My skin felt like it was on fire, burning white hot. The brisk whip of the December air brought some relief to the horrid feeling, but unfortunately not to the tightness in my lungs. Collapsing on the ground I ran my shaking fingers through my short white hair, which was now growing out and my brown roots were starting to show.

"You're a nutter, Gerard!" Steven called "Downright crazy psycho!" "STOP!" I cried out "Please! Just stop" I sobbed, gripping my hair tighter.

*^Frank^ (Gasp, what? Whoa)

The moment Gerard ran off my mind went worst case scenario and I was up after him. Fuck that boy was fast... I was sure I'd lost him until I saw a tuff of white hair blending in with the white snow of the court-yard and I rushed out there, Both Dr.Glenn and Dr.Alexis running after me.

"Frank, don't!" One of them called "He's not stable right now, you don't know how to handle it!" I ignored them, obviously... "Gee!" I called out, the frigid winter wind whipping my jacket around. He was in the middle of the yard, hunched in a ball shaking. Slowly I treated toward the sobbing boy "Gerard, It's me... Frank... look at me" I whispered hopefully, giving him pleading eyes, however, he never raised his head.

I moved to in front of him "Gee" I whispered "ma-make it sto-st-stop" he whimpered, breaking my heart "FRANK!" I hear Dr.Glenn shout "Let me handle this" she pleaded... to which I ignored again.

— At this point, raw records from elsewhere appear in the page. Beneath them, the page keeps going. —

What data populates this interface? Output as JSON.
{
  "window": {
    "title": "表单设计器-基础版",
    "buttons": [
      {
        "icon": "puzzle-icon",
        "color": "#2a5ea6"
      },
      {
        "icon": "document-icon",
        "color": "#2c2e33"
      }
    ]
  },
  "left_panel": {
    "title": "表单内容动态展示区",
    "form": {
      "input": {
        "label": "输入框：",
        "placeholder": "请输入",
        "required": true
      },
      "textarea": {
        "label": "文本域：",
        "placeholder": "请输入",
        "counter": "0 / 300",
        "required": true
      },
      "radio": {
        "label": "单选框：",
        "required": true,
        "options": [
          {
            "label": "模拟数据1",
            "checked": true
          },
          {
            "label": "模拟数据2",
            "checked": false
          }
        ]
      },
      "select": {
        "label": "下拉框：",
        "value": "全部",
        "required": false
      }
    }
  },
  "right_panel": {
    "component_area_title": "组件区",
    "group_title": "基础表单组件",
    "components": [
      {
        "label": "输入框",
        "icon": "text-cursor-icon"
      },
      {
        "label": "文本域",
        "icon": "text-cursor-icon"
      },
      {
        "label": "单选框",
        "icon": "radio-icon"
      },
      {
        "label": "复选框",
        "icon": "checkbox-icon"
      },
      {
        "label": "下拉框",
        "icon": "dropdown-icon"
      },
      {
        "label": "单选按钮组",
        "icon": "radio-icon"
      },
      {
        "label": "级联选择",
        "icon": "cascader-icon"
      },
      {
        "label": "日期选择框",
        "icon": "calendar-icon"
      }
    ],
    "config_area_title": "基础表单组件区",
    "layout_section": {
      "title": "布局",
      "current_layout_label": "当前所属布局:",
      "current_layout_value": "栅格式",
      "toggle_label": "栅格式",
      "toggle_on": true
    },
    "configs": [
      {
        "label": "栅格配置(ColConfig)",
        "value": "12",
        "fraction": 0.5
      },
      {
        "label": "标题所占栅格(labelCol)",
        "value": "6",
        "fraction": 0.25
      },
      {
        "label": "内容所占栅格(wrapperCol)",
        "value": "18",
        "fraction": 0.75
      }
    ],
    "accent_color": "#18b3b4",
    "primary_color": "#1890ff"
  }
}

"Gerard, look at me..." I kept my distance until I was sure he wouldn't snap when his eyes finally met mine they were distant "I ca-can't breathe" he was shaking like crazy staring at nothing "I need Haloperidol in the courtyard, stat!" "NO!" I shouted "Please, Frankie no"

"You don't understand, Frank, he needs it!"

"Gerard, I need you to stand up for me, can you do that? I'm going to help you" I watched as his tears fell and he slowly reached his hands out for me to help him up.

Dr.Glenn tried to stop me at the door, and Dr.Way tried once we got inside. "Fuck off! I know what I'm doing... he's having a panic attack not a fit of psychosis!" I shouted... leading Gerard into the common room, which was thankfully empty...

"Gerard, I need you to concentrate on me, only me and the words I'm saying, okay?" I questioned the still shaking boy; who nodded with tears falling rapidly. His small gasps for air no doubt making him dizzy.

I sat us down in front of the window with me on one side of him. "Okay, I need you to tell me what you're seeing right now..." I instructed "B-bl-blurry, Ev-eve-everything is blur-blurry" he choked out. I grabbed his hand and squeezed lightly "Squeeze my hand as hard as you can, Gee." and he did, not very tight but it was something "Okay good, can you tell me five things you can see?"

^Gerard^

"Ca-Ca-Cars... a b-bird... yo-you" I took a convulsive breath before continuing "Okay, good, two more Gee" Frank coaxed "Win-windowsill a-an-and th-the sn-snow" I watched intently as he smiled warmly at me "Okay, Four things you can touch" I screwed my eyes shut and squeezed his hand, tighter than the previous time.

"You-your hand... th-the chair... fu-fucking sc-scratchy ass scrubs, god I wish I coul-could wear my rea-real clothes..." I said that because I knew Dr.Glenn was present "Perfect, One more, Gerard" I swallowed thickly "Does co-cold count?" I questioned "Yes, that's fine Gee... three things you can hear"

That was a harder one, every sound is blending together... "Tal-talking... a lot of it... passing ca-cars, and... Dr.Glenns radio thing..."

"You're doing great Gee... two more... give me two things you can smell and then one thing you can taste"

"I can smell... antiseptic and the gross food we have... and I can taste the salt from my tears..." by now the panic had alleviated and everything seemed to have silenced to a halt and Steven was no longer present.

"You did spectacular, Gee. You better now?" Frank inquired "Much... thank you, Frankie..." I whispered "Wow... Frank, I'm very impressed" Dr.Glenn praised, which is odd for her. "I learned that from my psychiatrist just before I was thrown in here" he informed; "Now if you don't mind... I'm gonna take Gerard back to our room" he stated before helping me up and walking me back through the crowd of people and down the hall into our room.


I ended that day curled up next to Frank as he gently continued to keep me calm...

I was undoubtedly falling for this boy.